Ketiga Capres yang telah muncul tak akan maju untuk kalah, mereka bersama tim suksesnya akan berusaha keras untuk keluar sebagai pemenang di Pilpres 2024. Sebab itu pula, kalkulasi politik yang mereka lakukan, dilakukan dengan hati-hati, seksama,  cermat dan berdasarkan data yang rasional dan valid. Para Capres tersebut terus membaca peluang, membaca celah untuk menambah ceruk pemilih atau membuat ceruk pemilih baru untuk menambah besar peluang menang. Memilih Cawapres yang tepat adalah salah satu kalkulasi terpenting. Memilih Cawapres harus mempertimbangkan berbagai hal, misalnya kombinasi kekuatan politik. Nasionalis-religius, Jawa-luar Jawa, politisi-teknokrat hingga kombinasi militer-sipil akan selalu menyertai semua kalkulasi politik para Capres. Pertimbangan basis pemilih atas ikatan primordial tertentu, seperti agama, suku dan organisasi juga menjadi variable yang diperhitungkan.

Para elit partai, terutama partai pengusung Capres, seperti Nasdem, PDI-P dan Gerindra terus melakukan komunikasi politik dengan semua kekuatan politik yang ada, terutama para elit partai lain. Komunikasi politik ini merupakan ikhtiar untuk memperkuat kalkulasi politik yang telah dilakukan. Misal, komunikasi politik Anies Baswedan ke tokoh-tokoh Jawa Timur adalah merupakan upaya untuk meningkatkan akseptabilitas dan elektabilitasnya di Jawa Timur. Penyebutan nama Khofifah oleh para king maker di belakang Anies Baswedan, seperti yang telah dilakukan oleh Yusuf Kalla, adalah upaya framing serta pesan dalam bentuk “lamaran” yang dilakukan oleh Anies Baswedan untuk Khofifah. Tak ada tujuan lain selain memperbaiki basis suara Anies Baswedan yang jelas secara kasat mata tak kuat di Jawa Timur.  Dalam hitungan saya, jika tak menggandeng kader NU, terutama Khofifah, Anies Baswedan akan kalah telak di Jawa Timur. Anies Baswedan hanya berpeluang menang di beberapa kabupaten saja, misalnya di Pamekasan, selebihnya, dia akan menjadi sulit menembus kantong-kantong NU di Jawa Timur. Apalagi, stuktur NU, baik di PBNU maupun di PWNU serta PC NU se Jawa Timur nampak tak respek dengan isu-isu politik identitas yang sering diusung oleh Anies Baswedan. Maka, tanpa menggandeng kader NU sebagai Cawapresnya, hampir bisa dipastikan, Anies Baswedan akan gagal di Jawa Timur.
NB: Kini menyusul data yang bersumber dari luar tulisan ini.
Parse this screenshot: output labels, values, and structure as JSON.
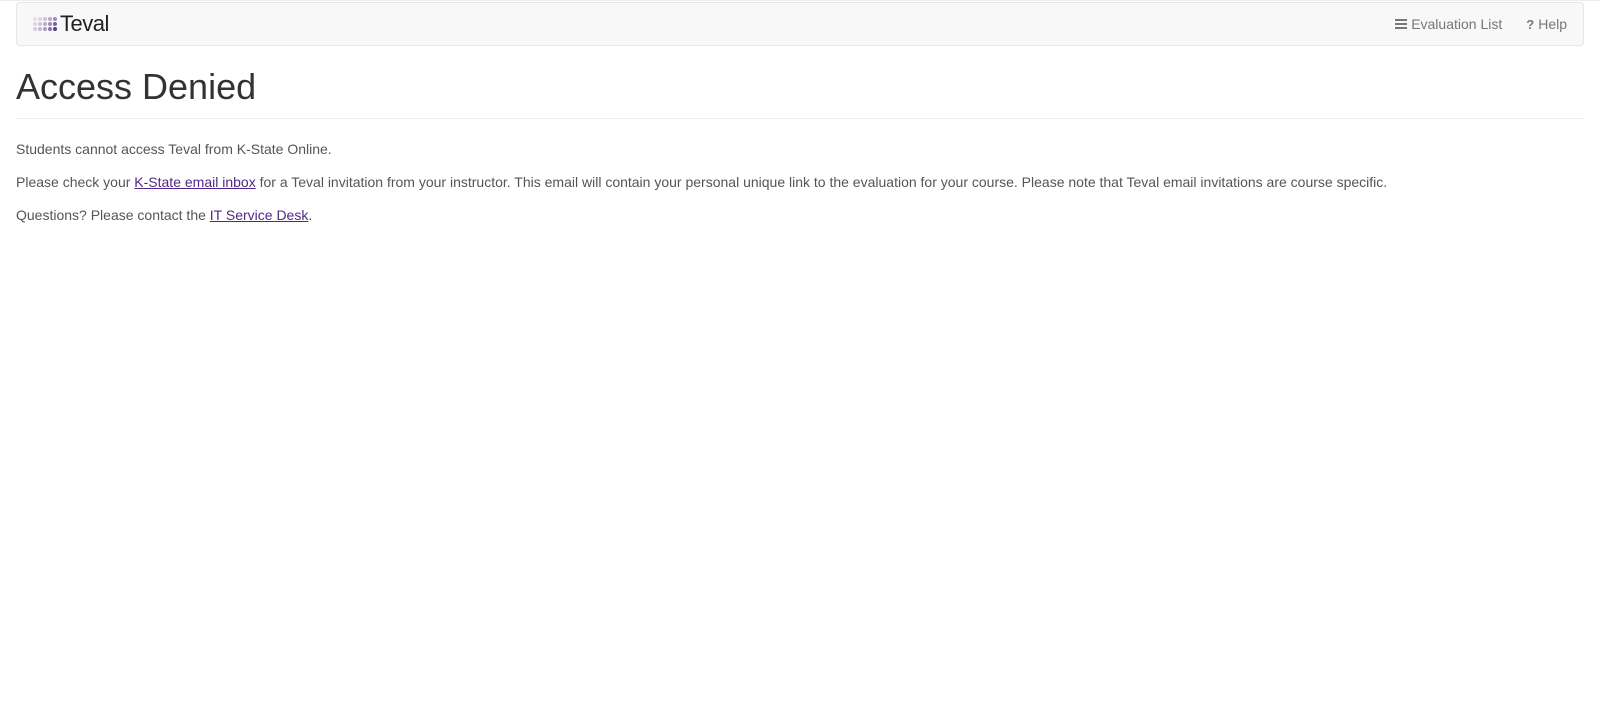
{
  "brand": {
    "name": "Teval"
  },
  "nav": {
    "evaluation_list": "Evaluation List",
    "help": "Help"
  },
  "page": {
    "title": "Access Denied",
    "p1": "Students cannot access Teval from K-State Online.",
    "p2_prefix": "Please check your ",
    "p2_link": "K-State email inbox",
    "p2_suffix": " for a Teval invitation from your instructor. This email will contain your personal unique link to the evaluation for your course. Please note that Teval email invitations are course specific.",
    "p3_prefix": "Questions? Please contact the ",
    "p3_link": "IT Service Desk",
    "p3_suffix": "."
  },
  "colors": {
    "link": "#512888"
  },
  "dot_opacities": [
    0.12,
    0.18,
    0.26,
    0.38,
    0.52,
    0.16,
    0.24,
    0.36,
    0.52,
    0.72,
    0.2,
    0.3,
    0.45,
    0.65,
    0.9
  ]
}
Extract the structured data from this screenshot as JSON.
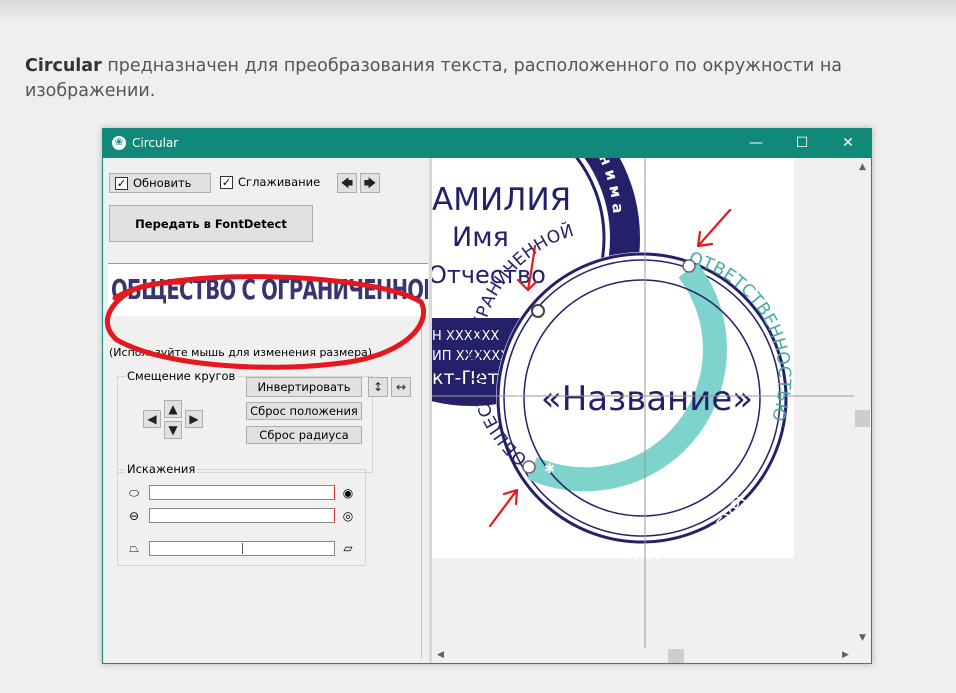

Dilema Anies Baswedan semakin sulit karena di saat yang sama, Demokrat terus mendesak Anies Baswedan untuk memilih AHY sebagai Cawapresnya. Tuntutan Demokrat adalah hal lumrah. Dukungan Demokrat pada pencapresan Anies Baswedan bukan pepesan kosong. Suara Demokrat di Pilleg 2019 meyakinkan, 7.77 persen, hanya terpaut sedikit dari suara Nasdem, 9.05 persen. Maka tak heran, jika Demokrat mematok posisi Cawapres bagi AHY pada Anies Baswedan, ditambah lagi, elektabilitas AHY di tingkat nasional sebagai Cawapres patut diperhitungkan, bahkan lebih baik dibandingkan dari Cawapres yang dikehendaki para king maker di belakang Anies Baswedan, semisal Khofifah.  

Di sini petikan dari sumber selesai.